Variable = [theta_salt_ds['THETA'][0, 0, i, :, :] for i in range(13)]
clevels = np.linspace(-5, 30, 100)
cMap='RdBu_r'

fig, axes = plt.subplots(nrows=4, ncols=4, figsize=(8, 8), gridspec_kw={'hspace':0.01, 'wspace':0.01})
AXES_NR = [
    axes[3, 0], axes[2, 0], axes[1, 0], axes[3, 1], axes[2, 1], axes[1, 1],
]
AXES_CAP = [axes[0, 0]]
AXES_R = [
    axes[1, 2], axes[2, 2], axes[3, 2], axes[1, 3], axes[2, 3], axes[3, 3],
]
for i in range(len(AXES_NR)):
    AXES_NR[i].contourf(Variable[i], clevels, cmap=cMap)

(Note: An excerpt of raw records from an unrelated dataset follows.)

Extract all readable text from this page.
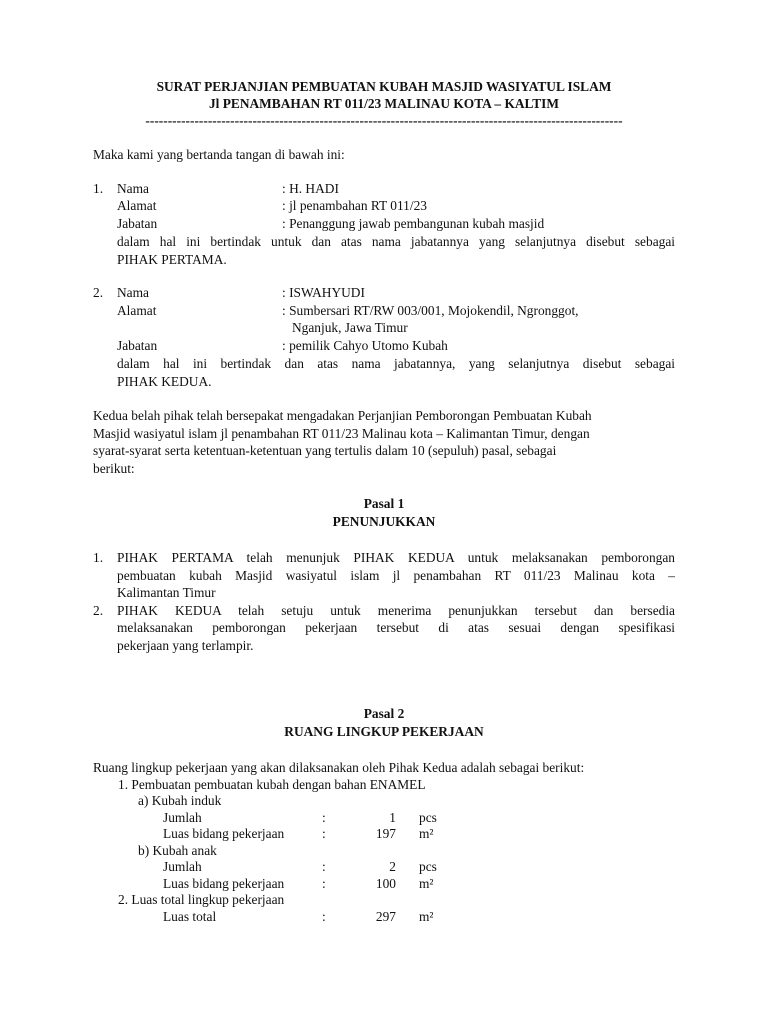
SURAT PERJANJIAN PEMBUATAN KUBAH MASJID WASIYATUL ISLAM
Jl PENAMBAHAN RT 011/23 MALINAU KOTA – KALTIM
-----------------------------------------------------------------------------------------------------------
Maka kami yang bertanda tangan di bawah ini:
1. Nama	: H. HADI
Alamat	: jl penambahan RT 011/23
Jabatan	: Penanggung jawab pembangunan kubah masjid
dalam hal ini bertindak untuk dan atas nama jabatannya yang selanjutnya disebut sebagai
PIHAK PERTAMA.
2. Nama	: ISWAHYUDI
Alamat	: Sumbersari RT/RW 003/001, Mojokendil, Ngronggot,
Nganjuk, Jawa Timur
Jabatan	: pemilik Cahyo Utomo Kubah
dalam hal ini bertindak dan atas nama jabatannya, yang selanjutnya disebut sebagai
PIHAK KEDUA.
Kedua belah pihak telah bersepakat mengadakan Perjanjian Pemborongan Pembuatan Kubah
Masjid wasiyatul islam jl penambahan RT 011/23 Malinau kota – Kalimantan Timur, dengan
syarat-syarat serta ketentuan-ketentuan yang tertulis dalam 10 (sepuluh) pasal, sebagai
berikut:
Pasal 1
PENUNJUKKAN
1. PIHAK PERTAMA telah menunjuk PIHAK KEDUA untuk melaksanakan pemborongan
pembuatan kubah Masjid wasiyatul islam jl penambahan RT 011/23 Malinau kota –
Kalimantan Timur
2. PIHAK KEDUA telah setuju untuk menerima penunjukkan tersebut dan bersedia
melaksanakan pemborongan pekerjaan tersebut di atas sesuai dengan spesifikasi
pekerjaan yang terlampir.
Pasal 2
RUANG LINGKUP PEKERJAAN
Ruang lingkup pekerjaan yang akan dilaksanakan oleh Pihak Kedua adalah sebagai berikut:
1. Pembuatan pembuatan kubah dengan bahan ENAMEL
a) Kubah induk
Jumlah	:	1 pcs
Luas bidang pekerjaan	:	197 m²
b) Kubah anak
Jumlah	:	2 pcs
Luas bidang pekerjaan	:	100 m²
2. Luas total lingkup pekerjaan
Luas total	:	297 m²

for i in range(len(AXES_CAP)):
    AXES_CAP[i].contourf(Variable[6].transpose()[:, ::-1], clevels, cmap=cMap)

for i in range(len(AXES_R)):
    AXES_R[i].contourf(Variable[7+i].transpose()[::-1, :], clevels, cmap=cMap)

for ax in np.ravel(axes):
    ax.axis('off')
    plt.setp(ax.get_xticklabels(), visible=False)
    plt.setp(ax.get_yticklabels(), visible=False)

plt.show()

Fig. 3. Surface temperature, plotted on a horizontal layout that approximates lat-lon display. Data on the arctic cap, however, remains on a polar coordinate grid.